Nos vies ne comptent pas. D’ailleurs, le projet est assumé, c’est le travail jusqu’à 67 ans, pour commencer, l’aliénation par le pass et par le travail à la chaîne, une magie quotidienne, aux yeux de l’énarque ministre ravie de la crèche, Agnès Pannier-Runacher.
Rien de ce qui fait la vie, le bonheur, l’amour et la solidarité des humbles ne comptent aux yeux de ces fous de pouvoir, incapables de vivre avec moins de 5000 euros par mois (et c’est une misère), selon Luc Ferry, ancien ministre de Nicolas Sarkozy et célèbre philosophe de plateau, qui demandait à la police de tirer à vue sur les gilets jaunes.
Un barrage anti-populaire
La caste des bien-nés et des heureux bourgeois peut compter sur un système de protection fiable : cordon sanitaire maintenu par une police aux ordres pour éviter un débordement des «qu’ils viennent me chercher» et cordon psychologique avec un matraquage médiatique aux frontières du réel pour nier le malheur, la catastrophe et la corruption.
Pandora Papers? Oubliés. Procès Benalla? Oublié. Ministres mis en examen? Oubliés. Ancien président condamné pour association de malfaiteurs ? Oublié. Les millions accumulés par Macron pendant son passage en banque d’affaire ? Volatilisés en travaux dans la maison du Touquet! Et alors, madame à très bon goût en déco intérieure.
Mieux encore, voilà un nouveau candidat surprise issu de leurs rangs, plus raciste et xénophobe que le clan Le pen, qui va hypnotiser les foules avec une histoire de France falsifiée et des diatribes faciles sur la grandeur française et la guerre des civilisations. Eric Zemmour est en ce sens, un candidat anti-populiste, et bien un candidat de plus des milliardaires. Hélas, pour certain, la supercherie germanopratine fonctionne à merveille.
Sa dernière sortie contre la justice à Béziers, ne manque pas de faire écho aux déboires de son ancien employeur Vincent Bolloré, avec la justice pour corruption au Togo.«Nous devons enlever le pouvoir aux contre-pouvoirs […] Les juges doivent se taire, c’est le peuple qui règne».

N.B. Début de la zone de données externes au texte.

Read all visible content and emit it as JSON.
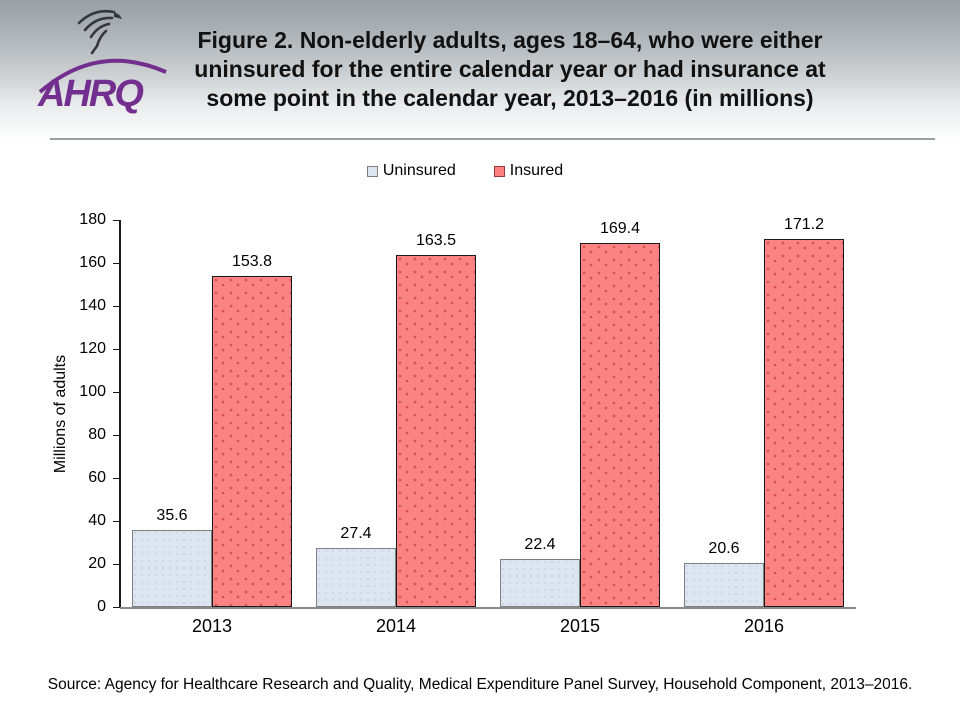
{
  "header": {
    "logo_text": "AHRQ",
    "title_lines": [
      "Figure 2. Non-elderly adults, ages 18–64, who were either",
      "uninsured for the entire calendar year or had insurance at",
      "some point in the calendar year, 2013–2016 (in millions)"
    ]
  },
  "chart_data": {
    "type": "bar",
    "title": "Figure 2. Non-elderly adults, ages 18–64, who were either uninsured for the entire calendar year or had insurance at some point in the calendar year, 2013–2016 (in millions)",
    "categories": [
      "2013",
      "2014",
      "2015",
      "2016"
    ],
    "series": [
      {
        "name": "Uninsured",
        "values": [
          35.6,
          27.4,
          22.4,
          20.6
        ],
        "color": "#dce6f1"
      },
      {
        "name": "Insured",
        "values": [
          153.8,
          163.5,
          169.4,
          171.2
        ],
        "color": "#fb8383"
      }
    ],
    "xlabel": "",
    "ylabel": "Millions of adults",
    "ylim": [
      0,
      180
    ],
    "ytick_step": 20,
    "grid": false,
    "legend_position": "top",
    "data_labels": true
  },
  "source": "Source: Agency for Healthcare Research and Quality, Medical Expenditure Panel Survey, Household Component, 2013–2016.",
  "colors": {
    "uninsured_fill": "#dce6f1",
    "uninsured_border": "#7f7f7f",
    "insured_fill": "#fb8383",
    "insured_border": "#1a1a1a",
    "brand_purple": "#722f8f",
    "header_gradient_top": "#98a0a6",
    "divider_gray": "#9b9fa2"
  }
}
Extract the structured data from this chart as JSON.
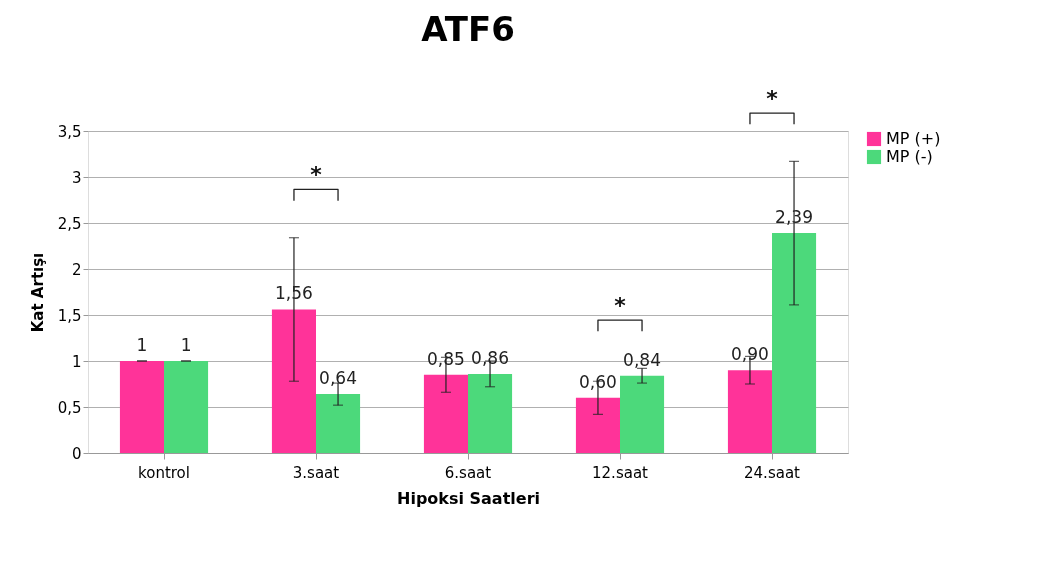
{
  "chart_data": {
    "type": "bar",
    "title": "ATF6",
    "xlabel": "Hipoksi Saatleri",
    "ylabel": "Kat Artışı",
    "categories": [
      "kontrol",
      "3.saat",
      "6.saat",
      "12.saat",
      "24.saat"
    ],
    "series": [
      {
        "name": "MP (+)",
        "color": "#ff3399",
        "values": [
          1,
          1.56,
          0.85,
          0.6,
          0.9
        ],
        "errors": [
          0,
          0.78,
          0.19,
          0.18,
          0.15
        ],
        "value_labels": [
          "1",
          "1,56",
          "0,85",
          "0,60",
          "0,90"
        ]
      },
      {
        "name": "MP (-)",
        "color": "#4cd97b",
        "values": [
          1,
          0.64,
          0.86,
          0.84,
          2.39
        ],
        "errors": [
          0,
          0.12,
          0.14,
          0.08,
          0.78
        ],
        "value_labels": [
          "1",
          "0,64",
          "0,86",
          "0,84",
          "2,39"
        ]
      }
    ],
    "ylim": [
      0,
      3.5
    ],
    "yticks": [
      0,
      {
        "value": 0.5,
        "label": "0,5"
      },
      1,
      {
        "value": 1.5,
        "label": "1,5"
      },
      2,
      {
        "value": 2.5,
        "label": "2,5"
      },
      3,
      {
        "value": 3.5,
        "label": "3,5"
      }
    ],
    "grid": "y",
    "legend": "right",
    "annotations": [
      "*",
      "*",
      "*"
    ]
  }
}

On comprend bien que «le peuple» pour Eric Zemmour se résume à la caste d’argent, car pour les miséreux, les petits délinquants, la justice se doit d’être expéditive.
La lutte finale?
La lutte des classes existe, elle est plus que jamais d’actualité.
Les armes du bloc bourgeois sont légions et sont des armes de sécession massive : hurlements apeurés sur le wokisme, chasse à l’islamogauchiste, scandale sur la violence des pauvres etc, enfermement dans la peur de l’autre.
Alors que le bloc bourgeois tente de se poser en clan de la raison, alors que ses délires emmènent le monde dans l’abîme et la société à la guerre civile, il est urgent de s’organiser contre la propagande du pire que la campagne nous promet.
Ne soyons pas dupes, laissons Macron marquer des faux buts, intensifions la lutte.